雖然這裡苦了點,但回去總會和朋友說到,這讓她以後怎麼開口。鄭楚漲紅臉,要拿開他的手。
「不行,回去再說,絕對不行。」
她轉過頭,看見陸為真委屈的眼神,人都要被臉上的熱氣燒熟了。
他有什麼好委屈的?這事就不能挑個正經場合嗎?
但陸為真的手卻沒有鬆開的意思,鄭楚的話都說不清了。
「我們回去,回去!」鄭楚吸了口氣,「為真,萬一有人過來找我們怎麼辦?被發現就太尷尬了,回去再做。」
陸為真只好鬆了手,往後退了幾步,鄭楚都要被他嚇死了,「你以後可別這樣了,這種地方不可以。」
他回到椅子上坐著,拿起桌上的一張紙和筆,也不知道聽進去了沒有,似乎在寫什麼東西。鄭楚趕緊拿出裡面的一些以前的日用品,讓陸為真和她回去。

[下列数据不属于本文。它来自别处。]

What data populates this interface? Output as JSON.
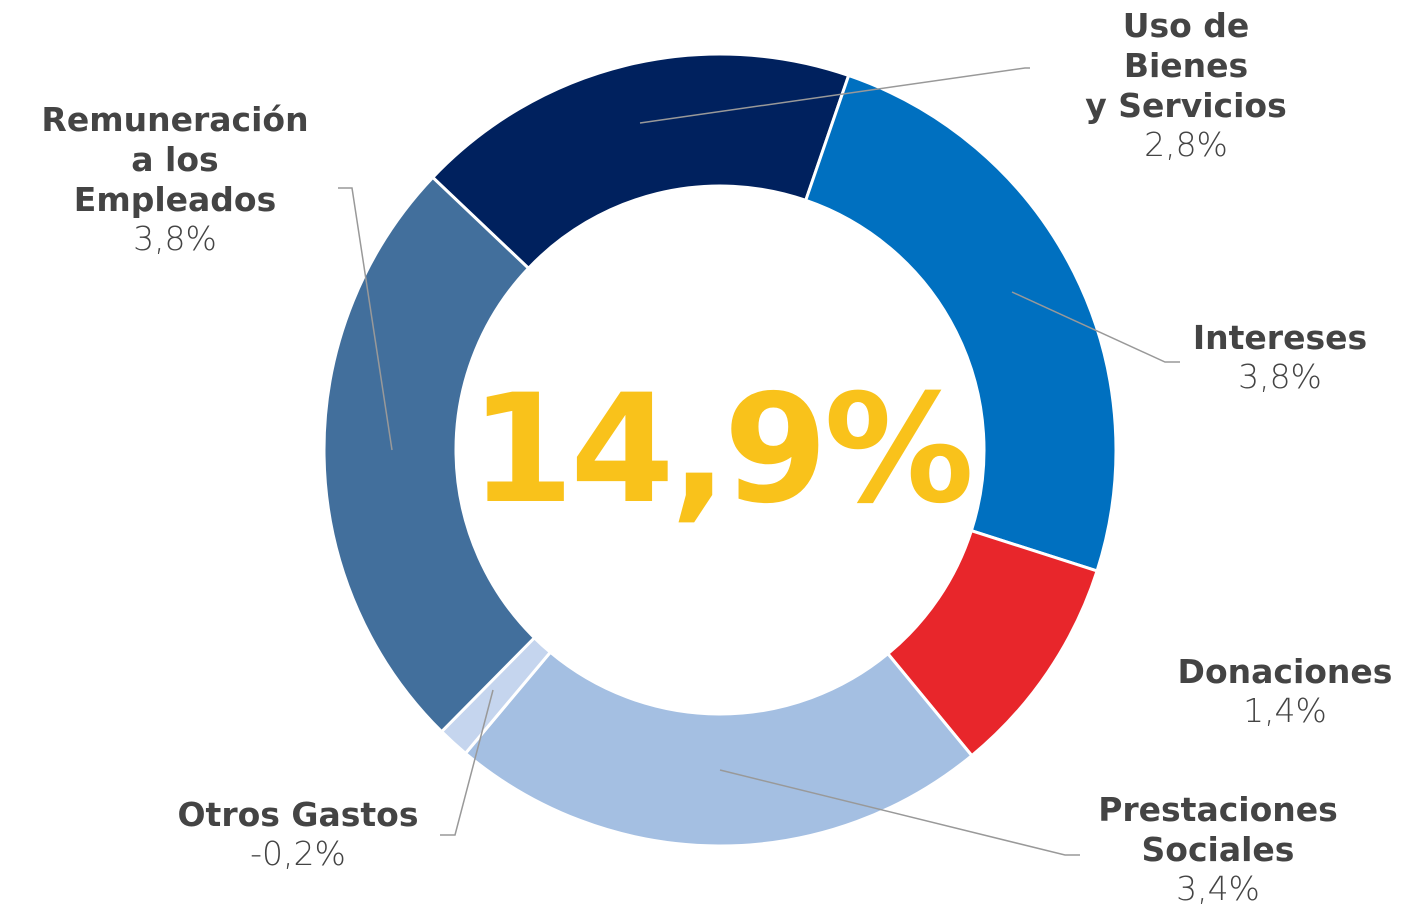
{
  "chart_data": {
    "type": "pie",
    "donut": true,
    "center_label": "14,9%",
    "categories": [
      "Uso de Bienes\ny Servicios",
      "Intereses",
      "Donaciones",
      "Prestaciones\nSociales",
      "Otros Gastos",
      "Remuneración\na los\nEmpleados"
    ],
    "values": [
      2.8,
      3.8,
      1.4,
      3.4,
      -0.2,
      3.8
    ],
    "value_labels": [
      "2,8%",
      "3,8%",
      "1,4%",
      "3,4%",
      "-0,2%",
      "3,8%"
    ],
    "colors": [
      "#00215e",
      "#0070c0",
      "#e8262b",
      "#a4bfe2",
      "#c5d5ee",
      "#426f9c"
    ]
  }
}
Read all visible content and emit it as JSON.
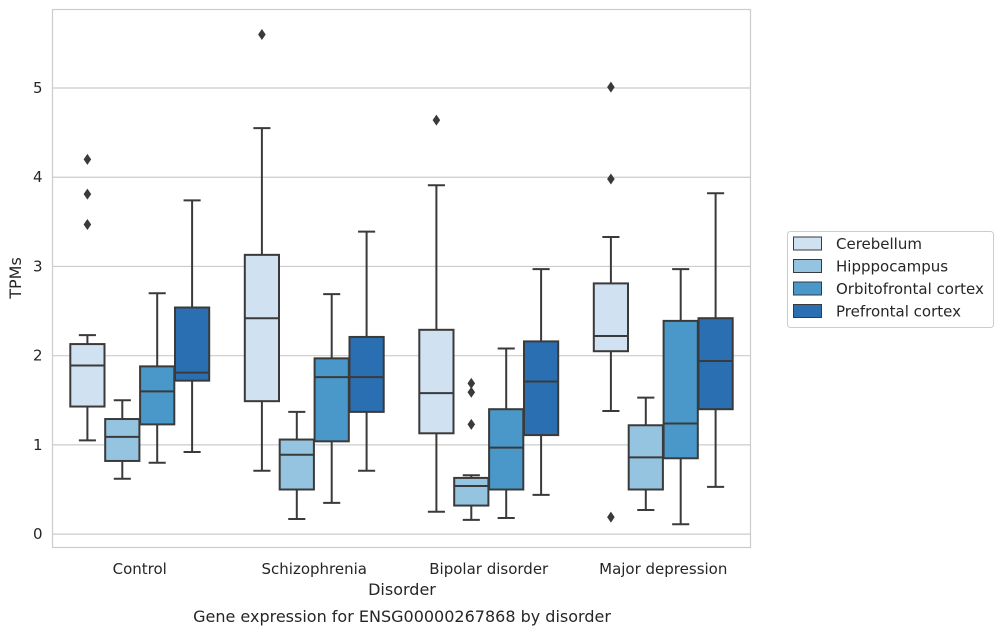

陸為真接過她手上的東西,放在桌上,又把自己剛寫的東西給她。
「別生氣了,就來一次,行不行?」
肯定不行!鄭楚皺眉抬起頭,陸為真卻一把將她拉進懷裡。她還沒反應過來,就已經坐在他大腿上。
「為真,你今天怎麼了?你以前不這樣的。」
陸為真輕拍她的背,哄著她,親了一口她的額頭後,又朝前指了指。
鄭楚順著他的手指,看到顧元澤的座位,頓時又好氣又好笑,「你吃醋了?因為我經常和他在一起?」
陸為真也不假裝,直接點頭。
「那也不行,」鄭楚說,「我和元澤沒關係。」
陸為真眼神變得更加委屈,他默默抱著她,沒有再做任何表示。鄭楚心中扶額,都不明白他這是怎麼回事,怎麼就和顧元澤槓上了?
「明天就要走了,我們直接去我家,這種事回去再說可以嗎?」
陸為真卻搖了搖頭,事情可以回去再說,但陸為真的事卻得現在解決。他的褲子都起來了,鄭楚再怎麼也忽略不了。
她也實在無奈了,不知道陸為真哪裡來的執念。
陸為真的呼吸變重了一點。
鄭楚的臉埋在他胸膛里,臉又紅又熱,手顫顫搭在他的皮帶上,都不敢繼續下一步動作。
陸為真把她扶起來,低頭吻她紅潤的嘴唇,鄭楚緊張得都不敢張開口,只是讓他輕輕碰觸,就轉過了頭。
鄭楚手挪了回去,深吸一口氣。
「你自己來吧,我不看你。」
陸為真點了頭,一手抱住她,又低頭吻她的耳垂。鄭楚面紅耳赤,手又被他另只手握住,覆在那跳出來的東西上。
她和陸為真在一起不到一年,但這東西她再熟悉不過。
他的吻綿長又濕潤,溫熱的呼吸把他們困在昏暗的環境裡。陸為真是鄭楚最喜歡的,她無法否認他對她的吸引。
鄭楚身體都燥熱起來,她的手攥緊他的衣服,胸口有些起伏,呼吸的聲音也不自覺重了一點。